Les sciences de la vie ont connu, au XIXe siècle, un essor considérable. Le développement de la physiologie expérimentale, les naissances de l'embryologie scientifique, de la paléontologie et de l'évolutionnisme, de la cytologie et de la bactériologie datent de cette période. C'est aussi l'époque de la fondation de grandes institutions de recherche, comme le Muséum d'histoire naturelle et l'Institut Pasteur. D'autres, moins connues, comme les stations maritimes (une douzaine créées entre 1859 et 1900), contribueront à la découverte d'un nouveau monde, celui de la faune et de la flore marines, et à travers elles, à la fondation d'une biologie expérimentale.
Bien que toute périodisation relève de l'arbitraire, on peut dire que le xixe siècle biologique commence en 1793 et finit en 1906. L'année 1793 est celle du décret de la Convention créant le Muséum national d'histoire naturelle et instituant treize postes de professeurs administrateurs. Parmi ceux qui occuperont cette charge, plusieurs vont jouer un rôle fondamental dans le développement des sciences du vivant : Jean-Baptiste Lamarck (1744-1829), Georges Cuvier (1769-1832) et Etienne Geoffroy Saint-Hilaire (1772-1844). L'année 1906, elle, marque une coupure d'un autre genre : c'est l'année où le naturaliste William Bateson (1861-1926) baptise génétique une nouvelle discipline développée par un groupe de biologistes et de praticiens de l'horticulture. La génétique sera, comme on le sait, la principale science de la vie au xxe siècle.

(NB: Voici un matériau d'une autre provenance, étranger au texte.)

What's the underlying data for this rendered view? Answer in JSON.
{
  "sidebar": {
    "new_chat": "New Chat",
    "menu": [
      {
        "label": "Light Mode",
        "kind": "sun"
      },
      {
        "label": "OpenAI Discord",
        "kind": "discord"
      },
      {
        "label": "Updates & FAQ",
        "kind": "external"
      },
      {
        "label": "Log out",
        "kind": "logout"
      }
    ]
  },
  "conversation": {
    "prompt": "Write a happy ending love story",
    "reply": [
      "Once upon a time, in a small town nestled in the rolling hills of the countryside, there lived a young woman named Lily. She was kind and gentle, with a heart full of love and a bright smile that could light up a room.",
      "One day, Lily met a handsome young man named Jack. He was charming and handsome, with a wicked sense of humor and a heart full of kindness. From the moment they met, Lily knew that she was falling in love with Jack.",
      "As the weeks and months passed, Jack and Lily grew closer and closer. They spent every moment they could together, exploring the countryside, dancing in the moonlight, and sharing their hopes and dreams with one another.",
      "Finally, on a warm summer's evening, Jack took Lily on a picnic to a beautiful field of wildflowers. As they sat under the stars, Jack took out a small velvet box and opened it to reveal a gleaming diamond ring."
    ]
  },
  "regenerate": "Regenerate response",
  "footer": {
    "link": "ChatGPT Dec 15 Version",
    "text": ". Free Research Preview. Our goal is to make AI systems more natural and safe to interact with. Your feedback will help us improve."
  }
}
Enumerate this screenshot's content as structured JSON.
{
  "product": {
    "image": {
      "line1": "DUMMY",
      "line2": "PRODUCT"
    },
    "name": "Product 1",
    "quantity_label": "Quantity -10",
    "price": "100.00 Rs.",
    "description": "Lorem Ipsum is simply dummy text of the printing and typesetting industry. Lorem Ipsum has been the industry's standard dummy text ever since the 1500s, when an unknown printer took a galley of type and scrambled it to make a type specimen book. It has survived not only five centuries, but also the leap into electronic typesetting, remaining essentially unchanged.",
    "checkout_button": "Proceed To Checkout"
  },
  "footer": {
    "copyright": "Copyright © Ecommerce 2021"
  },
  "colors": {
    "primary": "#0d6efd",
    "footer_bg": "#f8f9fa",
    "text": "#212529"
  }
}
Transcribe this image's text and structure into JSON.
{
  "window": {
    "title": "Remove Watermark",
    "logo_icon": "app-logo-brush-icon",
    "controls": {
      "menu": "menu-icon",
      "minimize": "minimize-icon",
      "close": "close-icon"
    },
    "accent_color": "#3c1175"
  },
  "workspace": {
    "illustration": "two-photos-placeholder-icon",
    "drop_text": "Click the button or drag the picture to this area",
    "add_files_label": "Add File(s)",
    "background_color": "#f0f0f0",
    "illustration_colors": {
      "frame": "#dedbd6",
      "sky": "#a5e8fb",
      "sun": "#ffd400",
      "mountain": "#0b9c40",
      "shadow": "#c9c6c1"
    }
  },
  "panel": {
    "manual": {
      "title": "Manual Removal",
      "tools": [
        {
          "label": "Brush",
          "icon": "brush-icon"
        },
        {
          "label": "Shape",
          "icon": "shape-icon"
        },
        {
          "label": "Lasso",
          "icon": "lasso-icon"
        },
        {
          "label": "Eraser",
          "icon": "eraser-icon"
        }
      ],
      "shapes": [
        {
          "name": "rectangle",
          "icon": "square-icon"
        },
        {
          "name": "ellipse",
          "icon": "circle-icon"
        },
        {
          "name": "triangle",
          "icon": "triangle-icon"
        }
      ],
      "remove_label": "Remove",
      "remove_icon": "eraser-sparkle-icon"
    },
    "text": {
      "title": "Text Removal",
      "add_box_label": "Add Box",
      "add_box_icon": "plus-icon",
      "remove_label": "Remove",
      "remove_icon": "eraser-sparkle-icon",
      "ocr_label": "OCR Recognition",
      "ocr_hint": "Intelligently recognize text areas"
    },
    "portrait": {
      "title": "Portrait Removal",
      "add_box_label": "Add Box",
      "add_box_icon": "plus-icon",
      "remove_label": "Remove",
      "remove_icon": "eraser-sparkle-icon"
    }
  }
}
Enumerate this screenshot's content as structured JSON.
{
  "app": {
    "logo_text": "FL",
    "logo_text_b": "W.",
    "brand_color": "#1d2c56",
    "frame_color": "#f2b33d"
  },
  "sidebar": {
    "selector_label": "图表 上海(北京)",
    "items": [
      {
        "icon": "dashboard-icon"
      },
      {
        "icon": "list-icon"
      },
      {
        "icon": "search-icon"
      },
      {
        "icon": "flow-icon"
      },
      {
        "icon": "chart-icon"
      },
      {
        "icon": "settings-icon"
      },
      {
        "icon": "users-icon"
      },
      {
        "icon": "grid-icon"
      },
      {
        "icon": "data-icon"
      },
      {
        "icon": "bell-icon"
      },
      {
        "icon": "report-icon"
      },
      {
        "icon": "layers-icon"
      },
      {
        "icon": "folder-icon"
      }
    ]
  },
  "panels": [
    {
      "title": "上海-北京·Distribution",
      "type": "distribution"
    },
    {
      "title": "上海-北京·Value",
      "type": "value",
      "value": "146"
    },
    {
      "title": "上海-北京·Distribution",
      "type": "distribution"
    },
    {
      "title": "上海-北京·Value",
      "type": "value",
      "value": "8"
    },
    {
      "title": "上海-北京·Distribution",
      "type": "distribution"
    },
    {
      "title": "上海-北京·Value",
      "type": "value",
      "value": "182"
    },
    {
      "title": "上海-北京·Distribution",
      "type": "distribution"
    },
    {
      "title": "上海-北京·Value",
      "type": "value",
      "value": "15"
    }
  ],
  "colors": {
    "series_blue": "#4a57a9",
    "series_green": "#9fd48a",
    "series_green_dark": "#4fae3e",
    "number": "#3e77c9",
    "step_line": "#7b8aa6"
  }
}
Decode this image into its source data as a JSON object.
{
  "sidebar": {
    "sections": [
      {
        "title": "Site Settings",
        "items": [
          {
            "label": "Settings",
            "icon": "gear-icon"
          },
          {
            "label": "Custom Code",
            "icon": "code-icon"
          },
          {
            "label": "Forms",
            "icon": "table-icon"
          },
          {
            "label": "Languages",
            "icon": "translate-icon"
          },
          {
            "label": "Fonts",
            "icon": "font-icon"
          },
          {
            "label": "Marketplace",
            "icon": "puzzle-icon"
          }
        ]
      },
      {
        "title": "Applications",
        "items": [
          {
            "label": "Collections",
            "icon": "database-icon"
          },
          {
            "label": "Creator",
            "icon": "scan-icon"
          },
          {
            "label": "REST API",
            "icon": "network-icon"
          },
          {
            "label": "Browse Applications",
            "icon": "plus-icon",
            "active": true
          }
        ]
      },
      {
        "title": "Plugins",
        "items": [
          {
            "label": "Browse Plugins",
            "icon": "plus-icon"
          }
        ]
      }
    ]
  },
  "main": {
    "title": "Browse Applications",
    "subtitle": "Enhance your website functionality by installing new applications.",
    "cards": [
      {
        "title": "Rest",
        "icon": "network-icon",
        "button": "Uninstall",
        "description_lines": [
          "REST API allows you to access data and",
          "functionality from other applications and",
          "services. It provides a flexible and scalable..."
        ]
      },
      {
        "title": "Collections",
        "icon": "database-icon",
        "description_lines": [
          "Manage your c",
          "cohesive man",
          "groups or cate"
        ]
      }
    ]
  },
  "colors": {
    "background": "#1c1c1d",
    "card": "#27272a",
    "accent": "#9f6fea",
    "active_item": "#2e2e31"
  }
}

Le terme même de biologie, inventé par le géographe T.G.A. Roose en 1797, est défini par Lamarck en 1800 : le mot désigne alors la science des corps vivants. Mais il aura quelque mal à s'imposer et à se préciser. Au xixe siècle, en effet, la physiologie, avec à sa tête Claude Bernard (1813-1878), tend à occuper le devant de la scène et à occulter les autres disciplines. Son legs sera considérable pour les sciences de la vie puisqu'il amènera, suivant la formule de l'historien Mirko Grmek, un concept clé : celui de « milieu intérieur ». Cette prépondérance n'empêche d'ailleurs pas Charles Robin (1821-1885) et un groupe de médecins appartenant à une mouvance positiviste de fonder la Société de biologie vers le milieu du siècle. Dans ce lieu privilégié viendront s'exprimer les physiologistes et les représentants des sciences de la vie pour y diffuser les derniers résultats de leurs recherches dans le bulletin de la Société.
La nécessité de classer les productions terrestres
Pour autant, le terme biologie ne prendra sa signification moderne qu'au cours des années 1890. Yves Delage (1854-1920) fonde la revue L'Année biologique. C'est à travers ce type de revues que les sciences de la vie deviennent une affaire internationale, et si les biologistes le savaient depuis longtemps, il leur manquait ce bulletin signalétique, source précieuse d'information et d'inspiration.
De 1790 aux années 1820, les sciences du vivant connaissent un changement important. C'est le passage d'une vision statique propre au xviiie siècle à une conception dynamique du vivant qui s'imposera au xixe siècle.
L'une des préoccupations majeures des naturalistes de la fin du xviiie siècle restait celle de la classification des productions terrestres minérales, végétales et animales. La nécessité de mettre un ordre dans la diversité des matériaux et des organismes naturels, en les classant méthodiquement et en les nommant, répondait au besoin des naturalistes, des anatomistes, des médecins, des minéralogistes et des chimistes de donner une identité universelle à l'objet de leurs études. Les musées d'histoire naturelle créés à l'époque sont les conservatoires de ces identités. Mais ils fournissent aussi le moyen d'étudier de près l'anatomie, les fonctionnements et les moeurs des espèces naturelles, et c'est grâce à ces observations plus poussées que l'histoire naturelle se transforme en sciences naturelles, berceau de la biologie générale.
Parmi les fondateurs de ces nouvelles sciences au Muséum, le plus âgé des trois, J.-B. Lamarck, est botaniste, auteur en 1778 d'une remarquable Flore française. Toutefois, c'est la chaire de zoologie (insectes, vers, animaux microscopiques) qu'on lui confie en 1793. Il a pour mission de mettre de l'ordre dans les collections, en particulier de coquilles. Cet exercice le mènera à une nouvelle façon de penser le vivant, le transformisme, qu'il présente en 1809 dans un ouvrage devenu classique, La Philosophie zoologique.